5- “Juazeiro”, por Alex Maia
É uma música que tem uma imagem, pra mim, muito clara: uma cena paragem no tempo, onde o ar não circula e onde a paixão da saudade rói -como se diz no nordeste, é uma paixão “roedeira”. Inspirado nisso, eu fiz um som com as cordas, em cima da boca do violão, que não é um acorde especificamente, é um sonido, porquê se estivesse roendo por dentro a saudade e, ao mesmo tempo, fosse o fragor de uma pessoa escrevendo um nome na árvore, porquê diz a letra: “No teu tronco tem dois nome, ela mesma que escreveu”.
6- “A Morte do Vaqueiro”, por Alex Maia
Nessa filete, chamo a atenção para o solo de violão. A letra fala de um vaqueiro que foi morto numa emboscada, e o solo é todo construído em cima da imagem dele tentando fugir dessa caçada. São muitas notas, é polifônico pra caramba, até permanecer numa nota só, que é a hora que o vaqueiro morre solitário e é deixado numa cova a firmamento desobstruído.
7- “Sarau”, por Carol Andrade
Nós tivemos a sorte de apresentar esse trabalho para o grande violonista Paulo Bellinati, antes de gravarmos o disco. Ele, generosamente, nos deu sugestões maravilhosas que fizeram toda a diferença na produção. Uma delas foi iniciar esse restauro somente com voz. “Sarau” é uma cantiga difícil de trovar, com espaços muito curtos pra respirar, mas é simples que eu topei o duelo e acho que deu muito perceptível. A trova do Gonzaguinha chegou com tudo e foi “pegando queima” a cada vez que eu a repetia, inspirada pela surpreendente dinâmica do violão.

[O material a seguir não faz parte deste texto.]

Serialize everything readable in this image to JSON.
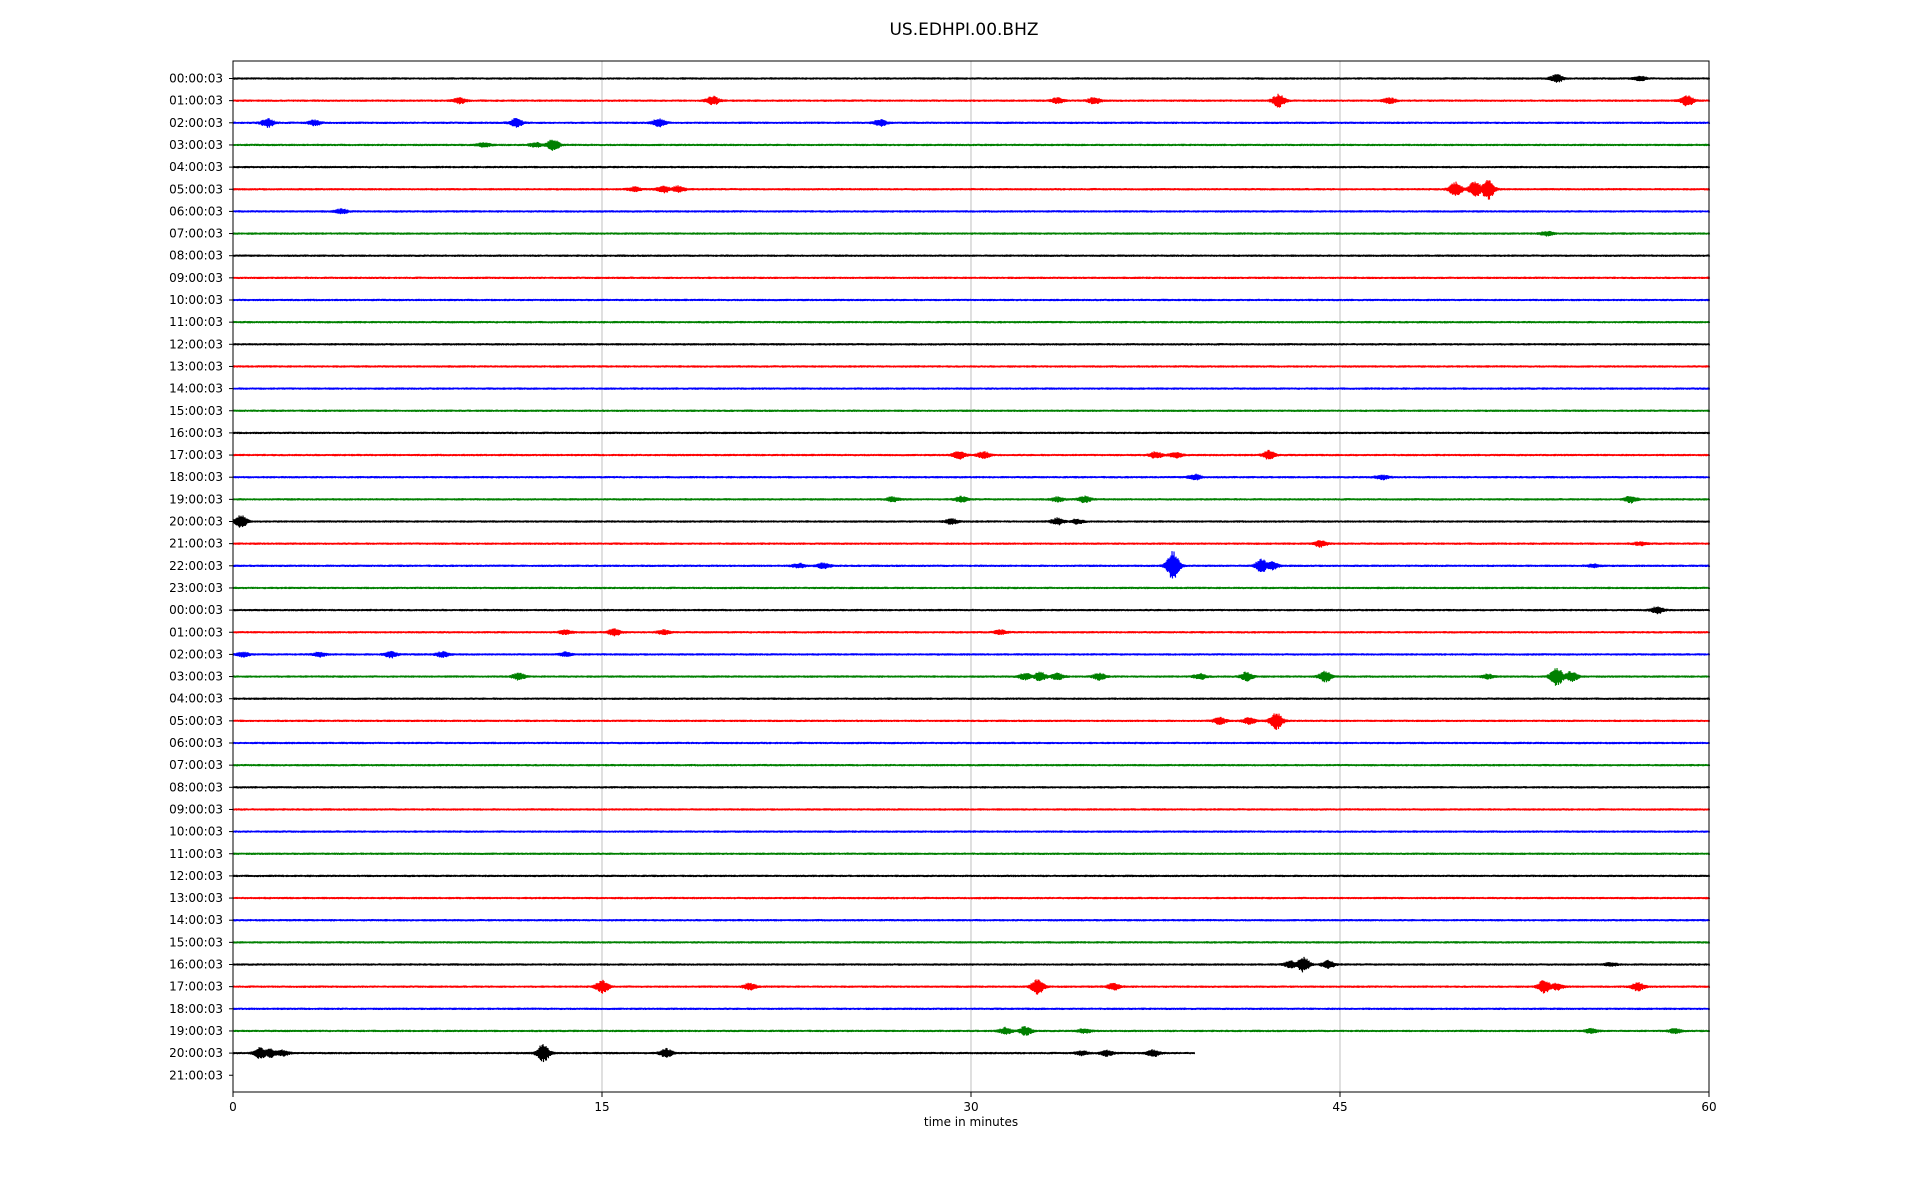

8- “Súplica Cearense”, por Carol Andrade
Dissemelhante da versão do Gonzagão, resolvemos deixar essa cantiga em curso mais lento, pra potencializar o drama que essa letra apresenta: “Oh Deus, se eu não rezei recta o Senhor me perdoe, eu acho que a culpa foi desse pobre que não sabe fazer reza”. Acho essa frase, particularmente, a mais dolorida pra mim. A sensação de culpa de um pobre, a fé porquê única resposta para os problemas vividos. Esquina essa música com o libido de expor essa veras, que ainda é a de milhões de pessoas do nosso país, e despertar, em quem vive melhores condições, a noção de responsabilidade social e ambiental.
9- “Respeita Januário”, por Alex Maia
Introdução transcrita da sanfona de Gonzaga para os baixos do violão. Nesse restauro, eu quis substanciar a conexão entre o blues americano e o xote e o baião do nordeste, que tem harmonias parecidas -aquela história da tônica, dominante e subdominante caminhando porquê harmonia- e sempre muito simples, mas com muita personalidade.
10- “Óia Eu Cá de Novo”, por Carol Andrade
Fechamento do álbum… Ou um invitação para escutar tudo novo? Essa cantiga tem a vigor e o bom humor nordestino que envolve qualquer um! Adoro esse momento: “Vai, labareda Maria, labareda Luzia! Vai, labareda Zabé, labareda Raqué!” Ninguém pode permanecer de fora! Logo, vai lá, labareda todo mundo pra escutar o Grande Sertão: Gonzaga!